I don't think it's plausible OSS-Fuzz could have found this. The backdoor required a build configuration that was not used in OSS-Fuzz.

I'm guessing "Jia Tan" knew this and made changes to XZ's use of OSS-Fuzz for the purposes of cementing their position as the new maintainer of XZ, rather than out of worry OSS-Fuzz would find the backdoor as people have speculated.


How many oss-fuzz packages have a Dockerfile that runs apt-get install liblzma-dev first?

Had this not been discovered, the backdoored version of xz could have eventually ended up in the ubuntu version oss-fuzz uses for its docker image - and linked into all those packages being tested as well.

Except now there's an explanation if fuzzing starts to fail - honggfuzz uses -fsanitize which is incompatible with xz's use of ifunc, so any package that depends on it should rebuild xz from source with --disable-ifunc instead of using the binary package.

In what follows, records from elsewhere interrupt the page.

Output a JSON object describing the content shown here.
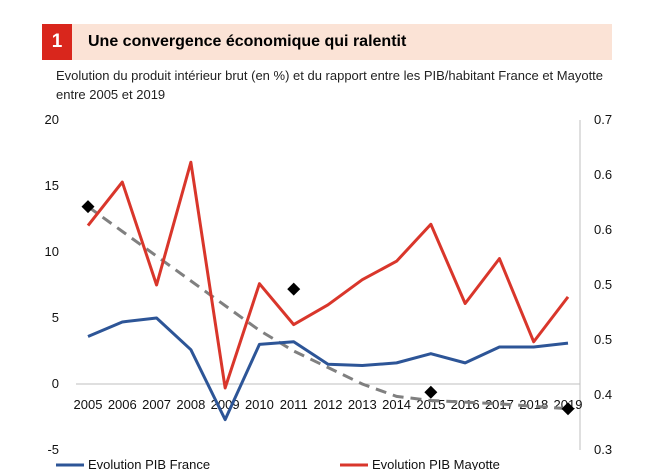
{
  "header": {
    "figure_number": "1",
    "title": "Une convergence économique qui ralentit"
  },
  "subtitle": "Evolution du produit intérieur brut (en %) et du rapport entre les PIB/habitant  France et Mayotte entre 2005 et 2019",
  "colors": {
    "france": "#2d5597",
    "mayotte": "#d9362b",
    "ratio_points": "#000000",
    "trend": "#808080",
    "banner": "#fbe3d6",
    "badge": "#d9261c"
  },
  "chart_data": {
    "type": "line",
    "x": [
      "2005",
      "2006",
      "2007",
      "2008",
      "2009",
      "2010",
      "2011",
      "2012",
      "2013",
      "2014",
      "2015",
      "2016",
      "2017",
      "2018",
      "2019"
    ],
    "series": [
      {
        "name": "Evolution PIB France",
        "axis": "left",
        "style": "line",
        "values": [
          3.6,
          4.7,
          5.0,
          2.6,
          -2.7,
          3.0,
          3.2,
          1.5,
          1.4,
          1.6,
          2.3,
          1.6,
          2.8,
          2.8,
          3.1
        ]
      },
      {
        "name": "Evolution  PIB Mayotte",
        "axis": "left",
        "style": "line",
        "values": [
          12.0,
          15.3,
          7.5,
          16.8,
          -0.3,
          7.6,
          4.5,
          6.0,
          7.9,
          9.3,
          12.1,
          6.1,
          9.5,
          3.2,
          6.6
        ]
      },
      {
        "name": "",
        "axis": "right",
        "style": "markers",
        "x": [
          "2005",
          "2011",
          "2015",
          "2019"
        ],
        "values": [
          0.595,
          0.495,
          0.37,
          0.35
        ]
      },
      {
        "name": "",
        "axis": "right",
        "style": "dashed-trend",
        "x": [
          "2005",
          "2006",
          "2007",
          "2008",
          "2009",
          "2010",
          "2011",
          "2012",
          "2013",
          "2014",
          "2015",
          "2016",
          "2017",
          "2018",
          "2019"
        ],
        "values": [
          0.595,
          0.565,
          0.535,
          0.505,
          0.475,
          0.445,
          0.42,
          0.4,
          0.38,
          0.365,
          0.36,
          0.358,
          0.356,
          0.353,
          0.35
        ]
      }
    ],
    "yaxis_left": {
      "ylim": [
        -5,
        20
      ],
      "ticks": [
        "-5",
        "0",
        "5",
        "10",
        "15",
        "20"
      ]
    },
    "yaxis_right": {
      "ylim": [
        0.3,
        0.7
      ],
      "ticks": [
        "0.3",
        "0.4",
        "0.5",
        "0.5",
        "0.6",
        "0.6",
        "0.7"
      ]
    },
    "grid": false,
    "legend_position": "bottom"
  }
}
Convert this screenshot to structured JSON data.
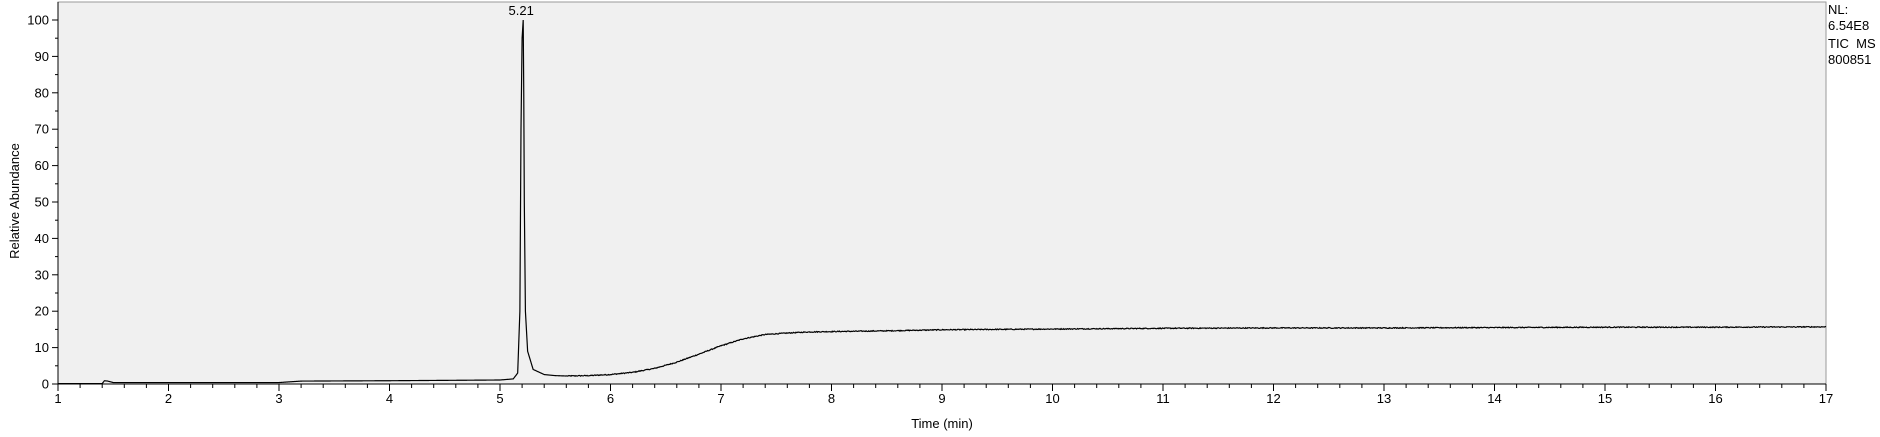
{
  "chart_data": {
    "type": "line",
    "title": "",
    "xlabel": "Time (min)",
    "ylabel": "Relative Abundance",
    "xlim": [
      1,
      17
    ],
    "ylim": [
      0,
      100
    ],
    "xticks": [
      1,
      2,
      3,
      4,
      5,
      6,
      7,
      8,
      9,
      10,
      11,
      12,
      13,
      14,
      15,
      16,
      17
    ],
    "yticks": [
      0,
      10,
      20,
      30,
      40,
      50,
      60,
      70,
      80,
      90,
      100
    ],
    "grid": false,
    "series": [
      {
        "x": [
          1.0,
          1.4,
          1.42,
          1.45,
          1.5,
          2.0,
          2.5,
          3.0,
          3.1,
          3.2,
          4.0,
          4.5,
          5.0,
          5.12,
          5.16,
          5.18,
          5.19,
          5.2,
          5.21,
          5.215,
          5.22,
          5.23,
          5.25,
          5.3,
          5.4,
          5.5,
          5.6,
          5.8,
          6.0,
          6.2,
          6.4,
          6.6,
          6.8,
          7.0,
          7.2,
          7.4,
          7.6,
          7.8,
          8.0,
          8.5,
          9.0,
          10.0,
          11.0,
          12.0,
          13.0,
          14.0,
          15.0,
          16.0,
          17.0
        ],
        "y": [
          0.1,
          0.1,
          0.9,
          0.8,
          0.4,
          0.4,
          0.4,
          0.4,
          0.6,
          0.8,
          0.9,
          1.0,
          1.1,
          1.4,
          3.0,
          20.0,
          70.0,
          95.0,
          100.0,
          80.0,
          50.0,
          20.0,
          9.0,
          4.0,
          2.6,
          2.3,
          2.2,
          2.3,
          2.6,
          3.2,
          4.3,
          6.0,
          8.2,
          10.5,
          12.4,
          13.6,
          14.0,
          14.3,
          14.4,
          14.6,
          14.9,
          15.1,
          15.3,
          15.4,
          15.4,
          15.5,
          15.6,
          15.6,
          15.7
        ]
      }
    ],
    "annotations": [
      {
        "text": "5.21",
        "x": 5.21,
        "y": 100
      }
    ]
  },
  "info": {
    "lines": [
      "NL:",
      "6.54E8",
      "TIC  MS",
      "800851"
    ]
  },
  "colors": {
    "plot_background": "#f0f0f0",
    "trace": "#000000",
    "axis": "#000000"
  }
}
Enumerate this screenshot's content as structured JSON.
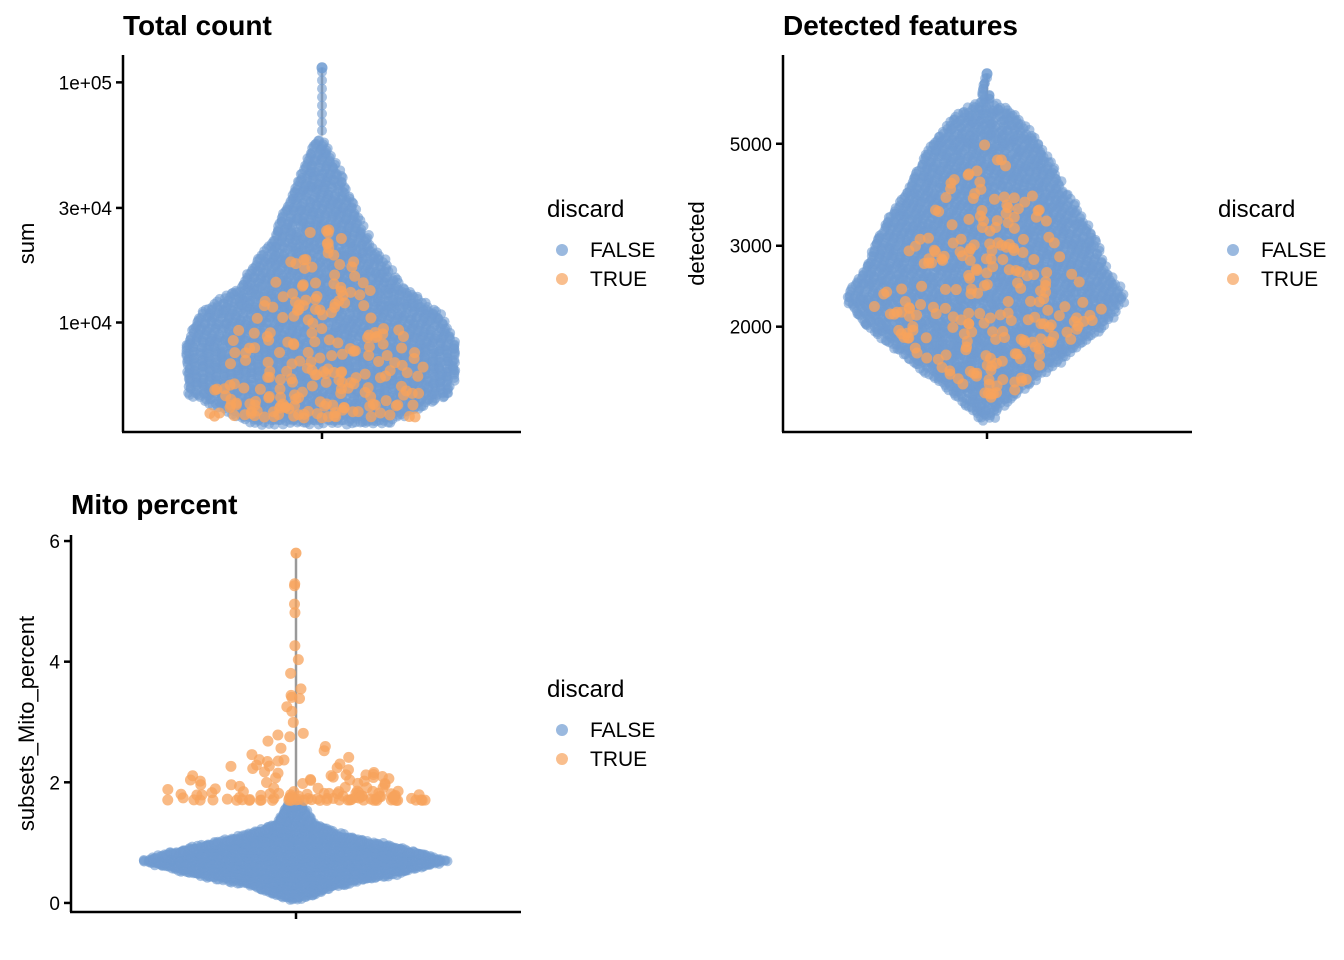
{
  "colors": {
    "false": "#6f9bd1",
    "true": "#f7a35c",
    "whisker": "#999999"
  },
  "chart_data": [
    {
      "type": "violin-beeswarm",
      "title": "Total count",
      "ylabel": "sum",
      "scale": "log",
      "ylim": [
        3500,
        130000
      ],
      "yticks": [
        10000,
        30000,
        100000
      ],
      "ytick_labels": [
        "1e+04",
        "3e+04",
        "1e+05"
      ],
      "legend": {
        "title": "discard",
        "entries": [
          "FALSE",
          "TRUE"
        ],
        "position": "right"
      },
      "false_range": [
        3800,
        115000
      ],
      "false_width_profile": [
        [
          3800,
          0.5
        ],
        [
          5000,
          0.98
        ],
        [
          8000,
          1.0
        ],
        [
          11000,
          0.88
        ],
        [
          14000,
          0.6
        ],
        [
          22000,
          0.35
        ],
        [
          35000,
          0.2
        ],
        [
          50000,
          0.08
        ],
        [
          60000,
          0.01
        ],
        [
          115000,
          0.01
        ]
      ],
      "true_range": [
        4000,
        25000
      ],
      "true_width_profile": [
        [
          4000,
          0.9
        ],
        [
          8000,
          0.75
        ],
        [
          12000,
          0.5
        ],
        [
          18000,
          0.25
        ],
        [
          25000,
          0.1
        ]
      ],
      "true_points": 230,
      "max_point": 115000,
      "whisker_range": [
        60000,
        115000
      ]
    },
    {
      "type": "violin-beeswarm",
      "title": "Detected features",
      "ylabel": "detected",
      "scale": "log",
      "ylim": [
        1180,
        7800
      ],
      "yticks": [
        2000,
        3000,
        5000
      ],
      "ytick_labels": [
        "2000",
        "3000",
        "5000"
      ],
      "legend": {
        "title": "discard",
        "entries": [
          "FALSE",
          "TRUE"
        ],
        "position": "right"
      },
      "false_range": [
        1250,
        7100
      ],
      "false_width_profile": [
        [
          1250,
          0.02
        ],
        [
          1400,
          0.2
        ],
        [
          1700,
          0.55
        ],
        [
          2000,
          0.85
        ],
        [
          2300,
          1.0
        ],
        [
          2700,
          0.85
        ],
        [
          3200,
          0.75
        ],
        [
          4000,
          0.55
        ],
        [
          5000,
          0.38
        ],
        [
          5800,
          0.2
        ],
        [
          6200,
          0.03
        ],
        [
          7100,
          0.01
        ]
      ],
      "true_range": [
        1400,
        5200
      ],
      "true_width_profile": [
        [
          1400,
          0.15
        ],
        [
          1800,
          0.6
        ],
        [
          2200,
          0.9
        ],
        [
          2800,
          0.7
        ],
        [
          3500,
          0.45
        ],
        [
          4300,
          0.25
        ],
        [
          5200,
          0.05
        ]
      ],
      "true_points": 230,
      "max_point": 7100,
      "whisker_range": [
        6200,
        7100
      ]
    },
    {
      "type": "violin-beeswarm",
      "title": "Mito percent",
      "ylabel": "subsets_Mito_percent",
      "scale": "linear",
      "ylim": [
        -0.15,
        6.1
      ],
      "yticks": [
        0,
        2,
        4,
        6
      ],
      "ytick_labels": [
        "0",
        "2",
        "4",
        "6"
      ],
      "legend": {
        "title": "discard",
        "entries": [
          "FALSE",
          "TRUE"
        ],
        "position": "right"
      },
      "false_range": [
        0.05,
        1.7
      ],
      "false_width_profile": [
        [
          0.05,
          0.02
        ],
        [
          0.3,
          0.3
        ],
        [
          0.5,
          0.7
        ],
        [
          0.7,
          1.0
        ],
        [
          0.9,
          0.7
        ],
        [
          1.1,
          0.35
        ],
        [
          1.3,
          0.12
        ],
        [
          1.6,
          0.05
        ],
        [
          1.7,
          0.01
        ]
      ],
      "true_range": [
        1.7,
        5.8
      ],
      "true_width_profile": [
        [
          1.7,
          1.0
        ],
        [
          2.0,
          0.9
        ],
        [
          2.3,
          0.45
        ],
        [
          2.8,
          0.12
        ],
        [
          3.4,
          0.05
        ],
        [
          4.5,
          0.02
        ],
        [
          5.8,
          0.01
        ]
      ],
      "true_points": 150,
      "max_point": 5.8,
      "whisker_range": [
        1.7,
        5.8
      ]
    }
  ]
}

This is interesting, but do you think this would have aroused enough suspicion to find the backdoor (after every Ubuntu user was owned by it)? I don't see why this is the case. It wasn't a secret that ifuncs were being used in XZ.

And if that's the case, it was sloppy of "Jia" to disable it in OSS-Fuzz and not do this:

``` __attribute__((__used__,__no_sanitize_address__)) ```

to the XZ source code to fix the false positive and turn off the compilation warning, no attention would have been drawn to this at all since no one would have to change their build script.

With or without this PR, it's very unlikely OSS-Fuzz would have found the bug. OSS-Fuzz also happens to be on Ubuntu 20. I'm not very familiar with Ubuntu release cycles, but I think it would have been a very long time before backdoored packages made their way into Ubuntu 20.


That's a fascinating extra detail. They really tried to cover all their bases.